世界一危険な湖と言われるアフリカの「ヴィクトリア湖」、世界第3位の広さを誇るこの美しい湖では、なんと毎年約5000人が命を落としていると報告されています。
ただの自然現象では片づけられないその背景には、思わず「なるほど…」と唸る深刻な問題が隠されていました。
今回は、ヴィクトリア湖が「死の湖」と恐れられる3つの理由を紹介します。
赤道直下の自然環境がもたらす死の嵐

ヴィクトリア湖は、アフリカ東部のウガンダ・タンザニア・ケニアにまたがり、約7万平方キロメートルという巨大な面積を誇ります。
これは琵琶湖の100倍以上であり、淡水湖としては世界で2番目に大きいスケールです。
この広大な湖が危険視される最大の理由の一つが、突発的な悪天候による船の転覆事故です。
ヴィクトリア湖は赤道直下に位置するため水温が高く、対流活動が活発で大量の雲が発生しやすい環境にあります。
その結果、突然の雷雨や突風を伴う嵐が湖面で多発し、穏やかだった天候が出航後すぐに豹変することも珍しくありません。
ウガンダの気象学者によると、こうした嵐は「ヴィクトリア湖特有の気象現象」とされ、局地的かつ急激な悪化が特徴です。
漁業や日常の移動にボートを利用する人々にとって、天候の急変は命に直結する脅威、特に高波や突風によって老朽化した船は容易に転覆してしまいます。
貧困とインフラ未整備の現実
もう一つの重大な要因は、安全対策が全く追いついていない地域事情です。
ヴィクトリア湖周辺の多くの住民は、漁業や運搬で生計を立てていますが、深刻な貧困層が多数を占めています。
彼らはボロボロの手作り船や中古のボートを使い、ライフジャケットすら買う余裕がありません。
そのため、ひとたび事故が起きれば、救命措置が機能せず即座に命を落とすことが多いのです。
さらに致命的なのは、通信インフラの脆弱さです。
携帯電波が届かないエリアも多く、事故が発生しても救助要請ができず助けを呼ぶ手段がないという現実があります。
現地当局によると、湖の沖合で事故が発生した場合ほとんどの人が溺死または病死する結果になっています。
衛生状況も悪く、湖水には寄生虫や病原菌も多く含まれており、事故で水を飲んでしまったり感染症にかかって命を落とす例も少なくありません。
生態系崩壊がもたらした二次被害と事故の連鎖
ヴィクトリア湖の危険性には生態系の破壊という背景も関係しています。
1950年代、漁業資源の回復を目的として、当時のイギリス植民地政府が外来種のナイルパーチ(オオクチスズキ類)を湖に導入しました。

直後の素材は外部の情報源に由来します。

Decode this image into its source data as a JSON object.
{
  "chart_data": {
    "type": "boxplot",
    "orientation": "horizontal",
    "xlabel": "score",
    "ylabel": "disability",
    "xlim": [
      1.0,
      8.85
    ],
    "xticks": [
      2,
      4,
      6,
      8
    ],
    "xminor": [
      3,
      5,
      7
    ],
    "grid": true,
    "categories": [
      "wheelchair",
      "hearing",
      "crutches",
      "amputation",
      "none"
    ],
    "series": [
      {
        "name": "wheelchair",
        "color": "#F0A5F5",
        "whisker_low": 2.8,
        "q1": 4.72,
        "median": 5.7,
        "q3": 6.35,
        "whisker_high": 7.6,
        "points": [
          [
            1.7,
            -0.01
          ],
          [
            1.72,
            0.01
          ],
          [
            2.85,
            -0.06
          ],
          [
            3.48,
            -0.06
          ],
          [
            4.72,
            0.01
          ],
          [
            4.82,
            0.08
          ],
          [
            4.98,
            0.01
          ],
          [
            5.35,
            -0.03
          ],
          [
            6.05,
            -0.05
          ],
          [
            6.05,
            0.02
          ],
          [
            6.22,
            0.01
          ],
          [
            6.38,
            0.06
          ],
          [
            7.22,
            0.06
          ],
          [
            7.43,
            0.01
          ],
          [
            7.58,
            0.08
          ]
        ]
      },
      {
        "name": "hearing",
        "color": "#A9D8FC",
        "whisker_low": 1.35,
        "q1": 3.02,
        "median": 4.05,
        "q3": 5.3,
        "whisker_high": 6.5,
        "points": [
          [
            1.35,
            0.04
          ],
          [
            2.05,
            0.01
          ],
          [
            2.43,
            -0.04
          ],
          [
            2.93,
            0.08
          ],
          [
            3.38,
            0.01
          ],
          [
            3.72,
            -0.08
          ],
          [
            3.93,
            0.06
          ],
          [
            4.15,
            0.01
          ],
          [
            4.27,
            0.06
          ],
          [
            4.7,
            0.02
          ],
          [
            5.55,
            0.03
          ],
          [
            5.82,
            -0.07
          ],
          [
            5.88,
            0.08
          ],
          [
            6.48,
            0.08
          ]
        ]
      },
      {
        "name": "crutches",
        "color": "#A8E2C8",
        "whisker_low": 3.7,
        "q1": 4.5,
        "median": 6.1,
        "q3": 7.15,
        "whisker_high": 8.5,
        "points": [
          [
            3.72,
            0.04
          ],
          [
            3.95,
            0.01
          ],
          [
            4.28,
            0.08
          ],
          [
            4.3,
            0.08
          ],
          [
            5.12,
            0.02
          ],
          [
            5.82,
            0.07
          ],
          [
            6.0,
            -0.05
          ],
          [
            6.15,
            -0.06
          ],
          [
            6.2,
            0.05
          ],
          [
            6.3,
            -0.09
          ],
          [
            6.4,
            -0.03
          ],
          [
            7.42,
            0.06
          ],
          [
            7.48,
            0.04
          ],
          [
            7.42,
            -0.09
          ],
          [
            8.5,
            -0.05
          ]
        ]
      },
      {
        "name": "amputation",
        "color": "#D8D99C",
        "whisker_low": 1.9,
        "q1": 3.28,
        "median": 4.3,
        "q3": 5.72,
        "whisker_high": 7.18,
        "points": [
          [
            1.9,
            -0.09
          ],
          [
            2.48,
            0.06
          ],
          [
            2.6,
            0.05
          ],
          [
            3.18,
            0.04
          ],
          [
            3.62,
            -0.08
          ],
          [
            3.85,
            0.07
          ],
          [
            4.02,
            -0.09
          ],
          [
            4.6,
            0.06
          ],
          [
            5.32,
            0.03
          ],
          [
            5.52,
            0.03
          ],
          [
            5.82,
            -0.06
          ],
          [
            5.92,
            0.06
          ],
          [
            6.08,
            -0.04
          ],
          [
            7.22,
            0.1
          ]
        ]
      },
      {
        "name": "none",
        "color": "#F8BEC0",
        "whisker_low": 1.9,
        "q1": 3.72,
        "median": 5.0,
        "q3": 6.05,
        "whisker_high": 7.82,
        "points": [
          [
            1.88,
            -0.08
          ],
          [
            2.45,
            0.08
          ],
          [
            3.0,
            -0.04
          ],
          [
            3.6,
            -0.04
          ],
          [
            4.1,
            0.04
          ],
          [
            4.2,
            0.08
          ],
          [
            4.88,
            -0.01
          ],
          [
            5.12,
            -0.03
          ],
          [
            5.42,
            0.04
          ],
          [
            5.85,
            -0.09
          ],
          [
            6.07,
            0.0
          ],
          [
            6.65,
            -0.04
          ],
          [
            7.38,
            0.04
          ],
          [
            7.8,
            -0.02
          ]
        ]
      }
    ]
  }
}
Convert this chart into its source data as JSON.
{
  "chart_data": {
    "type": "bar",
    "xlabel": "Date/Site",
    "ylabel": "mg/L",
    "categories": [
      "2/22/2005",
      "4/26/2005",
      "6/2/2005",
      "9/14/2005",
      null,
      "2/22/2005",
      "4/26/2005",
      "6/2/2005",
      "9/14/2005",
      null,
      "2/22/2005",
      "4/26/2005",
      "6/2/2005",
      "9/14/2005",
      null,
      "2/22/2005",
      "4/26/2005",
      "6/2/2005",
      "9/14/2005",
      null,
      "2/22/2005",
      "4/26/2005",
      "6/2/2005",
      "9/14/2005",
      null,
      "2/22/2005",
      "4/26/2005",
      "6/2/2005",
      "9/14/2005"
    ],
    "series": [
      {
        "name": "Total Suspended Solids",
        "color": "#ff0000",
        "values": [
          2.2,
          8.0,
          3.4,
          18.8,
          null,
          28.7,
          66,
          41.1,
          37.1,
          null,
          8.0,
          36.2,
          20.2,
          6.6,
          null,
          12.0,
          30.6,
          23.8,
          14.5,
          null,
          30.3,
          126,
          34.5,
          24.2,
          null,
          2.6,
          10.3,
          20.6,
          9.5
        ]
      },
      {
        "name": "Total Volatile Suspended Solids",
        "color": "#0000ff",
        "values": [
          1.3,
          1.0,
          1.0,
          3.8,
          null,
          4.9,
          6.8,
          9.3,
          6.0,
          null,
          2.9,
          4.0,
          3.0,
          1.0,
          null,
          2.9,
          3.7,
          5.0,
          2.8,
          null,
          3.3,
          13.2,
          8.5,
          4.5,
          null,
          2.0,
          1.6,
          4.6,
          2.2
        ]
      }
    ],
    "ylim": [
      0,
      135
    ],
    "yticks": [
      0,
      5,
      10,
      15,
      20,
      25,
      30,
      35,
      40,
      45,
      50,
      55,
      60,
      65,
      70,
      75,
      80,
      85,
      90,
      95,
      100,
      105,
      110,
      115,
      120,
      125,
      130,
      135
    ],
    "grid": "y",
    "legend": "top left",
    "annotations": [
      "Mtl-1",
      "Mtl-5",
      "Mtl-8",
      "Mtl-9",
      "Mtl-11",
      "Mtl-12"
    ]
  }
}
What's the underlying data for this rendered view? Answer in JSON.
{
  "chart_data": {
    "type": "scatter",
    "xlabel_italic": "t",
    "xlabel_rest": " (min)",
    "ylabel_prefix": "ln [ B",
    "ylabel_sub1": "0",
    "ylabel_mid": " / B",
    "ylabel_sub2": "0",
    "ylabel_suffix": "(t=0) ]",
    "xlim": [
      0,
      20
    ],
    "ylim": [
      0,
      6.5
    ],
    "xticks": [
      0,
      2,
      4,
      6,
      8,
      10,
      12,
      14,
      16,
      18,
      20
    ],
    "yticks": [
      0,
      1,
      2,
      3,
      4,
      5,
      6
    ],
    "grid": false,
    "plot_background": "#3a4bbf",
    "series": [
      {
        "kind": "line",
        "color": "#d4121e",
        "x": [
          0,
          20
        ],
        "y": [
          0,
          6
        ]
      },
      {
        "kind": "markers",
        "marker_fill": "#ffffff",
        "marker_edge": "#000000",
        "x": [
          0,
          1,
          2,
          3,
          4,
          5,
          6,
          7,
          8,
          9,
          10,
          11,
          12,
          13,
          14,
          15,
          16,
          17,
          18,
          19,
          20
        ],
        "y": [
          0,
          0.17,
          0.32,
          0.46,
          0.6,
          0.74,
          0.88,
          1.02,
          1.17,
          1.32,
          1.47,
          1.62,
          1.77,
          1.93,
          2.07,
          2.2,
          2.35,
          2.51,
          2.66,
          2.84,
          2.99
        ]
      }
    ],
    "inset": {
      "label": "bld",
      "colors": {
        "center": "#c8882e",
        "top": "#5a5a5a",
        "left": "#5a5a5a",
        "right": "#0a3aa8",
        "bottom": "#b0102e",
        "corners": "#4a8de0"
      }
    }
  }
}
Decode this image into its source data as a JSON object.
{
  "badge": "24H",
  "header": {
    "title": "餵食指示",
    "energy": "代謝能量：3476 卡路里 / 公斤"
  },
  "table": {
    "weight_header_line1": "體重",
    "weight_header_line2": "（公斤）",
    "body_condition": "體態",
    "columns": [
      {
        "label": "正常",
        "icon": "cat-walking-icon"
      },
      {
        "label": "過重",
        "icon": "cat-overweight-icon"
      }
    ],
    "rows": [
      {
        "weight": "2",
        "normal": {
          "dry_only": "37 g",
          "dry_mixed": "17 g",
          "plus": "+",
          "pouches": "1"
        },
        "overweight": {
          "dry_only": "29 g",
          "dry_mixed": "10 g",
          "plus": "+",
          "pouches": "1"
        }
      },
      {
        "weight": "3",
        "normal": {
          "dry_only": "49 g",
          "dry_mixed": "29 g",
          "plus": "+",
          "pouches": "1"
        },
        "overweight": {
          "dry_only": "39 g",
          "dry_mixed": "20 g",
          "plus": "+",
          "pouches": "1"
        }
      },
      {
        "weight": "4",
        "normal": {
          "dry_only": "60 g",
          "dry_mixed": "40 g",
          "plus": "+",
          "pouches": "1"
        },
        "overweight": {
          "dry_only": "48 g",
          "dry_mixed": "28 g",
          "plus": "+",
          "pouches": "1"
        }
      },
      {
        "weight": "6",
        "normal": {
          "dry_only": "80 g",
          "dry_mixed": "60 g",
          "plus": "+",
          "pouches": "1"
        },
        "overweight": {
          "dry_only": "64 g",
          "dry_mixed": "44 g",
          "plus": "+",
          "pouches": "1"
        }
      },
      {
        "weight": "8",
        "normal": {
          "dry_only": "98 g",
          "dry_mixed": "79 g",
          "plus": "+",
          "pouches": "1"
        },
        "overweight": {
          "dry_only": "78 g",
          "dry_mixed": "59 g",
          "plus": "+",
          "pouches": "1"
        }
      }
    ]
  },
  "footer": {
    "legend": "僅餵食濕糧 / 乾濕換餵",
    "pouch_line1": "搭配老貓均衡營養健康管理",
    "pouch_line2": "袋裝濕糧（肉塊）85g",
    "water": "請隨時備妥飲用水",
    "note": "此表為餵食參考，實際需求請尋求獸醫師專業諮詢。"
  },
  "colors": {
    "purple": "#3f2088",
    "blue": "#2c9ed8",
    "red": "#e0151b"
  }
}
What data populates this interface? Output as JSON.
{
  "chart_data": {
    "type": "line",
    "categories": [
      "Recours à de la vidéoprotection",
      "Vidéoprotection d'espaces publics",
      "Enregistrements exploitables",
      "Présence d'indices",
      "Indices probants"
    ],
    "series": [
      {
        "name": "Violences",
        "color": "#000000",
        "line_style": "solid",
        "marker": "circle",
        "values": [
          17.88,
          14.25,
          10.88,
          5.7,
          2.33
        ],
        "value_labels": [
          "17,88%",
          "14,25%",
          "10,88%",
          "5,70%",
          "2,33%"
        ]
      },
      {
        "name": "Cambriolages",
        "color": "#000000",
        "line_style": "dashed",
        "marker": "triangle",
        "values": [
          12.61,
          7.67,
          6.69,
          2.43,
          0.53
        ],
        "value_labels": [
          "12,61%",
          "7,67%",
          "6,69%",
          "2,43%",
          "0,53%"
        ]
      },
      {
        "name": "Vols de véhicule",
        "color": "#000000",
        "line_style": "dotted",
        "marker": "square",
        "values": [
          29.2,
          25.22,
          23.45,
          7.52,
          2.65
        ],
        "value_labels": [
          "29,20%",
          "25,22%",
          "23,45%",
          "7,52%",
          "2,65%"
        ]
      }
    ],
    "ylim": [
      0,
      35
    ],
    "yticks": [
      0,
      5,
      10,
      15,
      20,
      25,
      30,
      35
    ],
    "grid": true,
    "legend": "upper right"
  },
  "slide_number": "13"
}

この魚は肉食性で、もともと湖に生息していた数百種の固有魚類を捕食し生態系は一気に崩壊、その結果、湖には水草(ヒシやウォーターヒヤシンス)が大量発生し、水流が悪化して水質汚濁と寄生虫の繁殖が進みました。
これが前述した病気のリスクとも連動し、湖に落ちた人々が感染症や寄生虫によって死亡する要因となっているのです。
現在は、こうした水草の駆除や衛生状態の改善も試みられていますが、完全な回復には至っていません。
さらに、湖内には80以上の有人島が点在し多くの定期船が航行していることによる、交通量の多さも事故率を押し上げる要因となっています。
まとめ
ヴィクトリア湖は、その壮大な景観と生物多様性から「アフリカの宝」とも呼ばれてきました。
しかし突発的な嵐、貧困による安全装備の欠如、そして生態系の破壊による病原リスクなどにより、年間5000人もの命が失われる過酷な現実があります。
これらが複雑に絡み合い、「世界一危険な湖」と呼ばれるに至ったのです。